3. How can we protect a price level?
What happens when cooperatives are hesitant to fix their price because they think that the market might have reached its low? Even setting a stop loss price is unsettling because then it locks in that low level. The solution here is to not panic – put a stop loss to protect a minimum price, execute the price fix, and then buy a Call option. Buying an option on a futures contract gives the buyer the opportunity, not the obligation, to achieve a higher price for his coffee if the market prices go above the price specified in the option. If the market is really at its floor and is headed back up, buying an option is a form of insurance. Say we buy an option with coverage starting at 2.70. This means that when the market reaches 2.70 and continues higher, the market begins to pay out the difference. In this way, we remove the fear of inaction in a seemingly low market.

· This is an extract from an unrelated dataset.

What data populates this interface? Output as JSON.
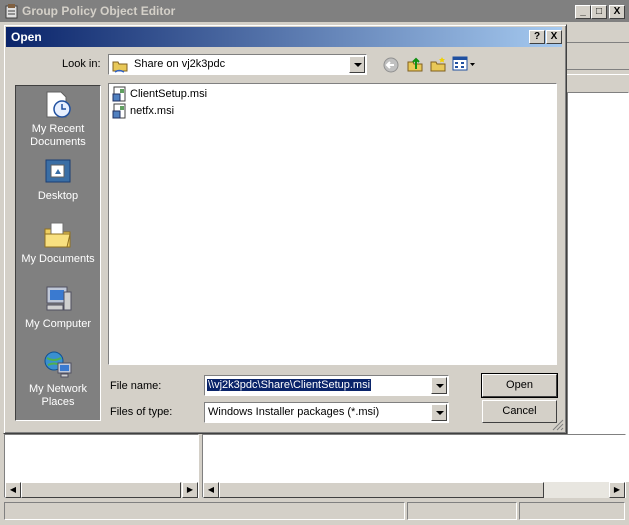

Our goal is for producers to collect coffee and fix, collect and fix, not to speculate. Options are novel in that they give producers a second opportunity. If a fix really was relatively low because the market came back, there is still a chance to participate in the market’s highs. This limits your risk, and the only thing left to do is watch the market. If it keeps falling, the call option won’t have much value. But because you have your fix, you’re still covered price-wise and have a better ability to keep buying coffee from farmers.

4. What are your thoughts on the roaster side?
For roasters, we have to look at the situation from the opposite angle. We came from a horrible market in the 3.00s. There were people who had to fix at 2.90 or 3.00because they didn’t know in the moment if the market would continue rising and we had people saying “I just want to control my costs”. Now that we’re back down in the 2.50s, roasters should be active and we’ve seen lately that they have been. It’s time to fix now, because relatively speaking we’re 50 cents lower than two months ago. This is a big advantage. Remember, what counts are averages – you’re not trying to game the market, but merely to come out with good average prices. If you’re a roaster, you probably have coffee fixed in the 2.80s and 2.90s, and now that the market is in the 2.50s, fixing lowers your overall average price. You effectively lessen the pressure, if even a little, to raise prices on your customers. Participate actively in the market and protect yourself, especially against any market jumps due to Brazil’s weather.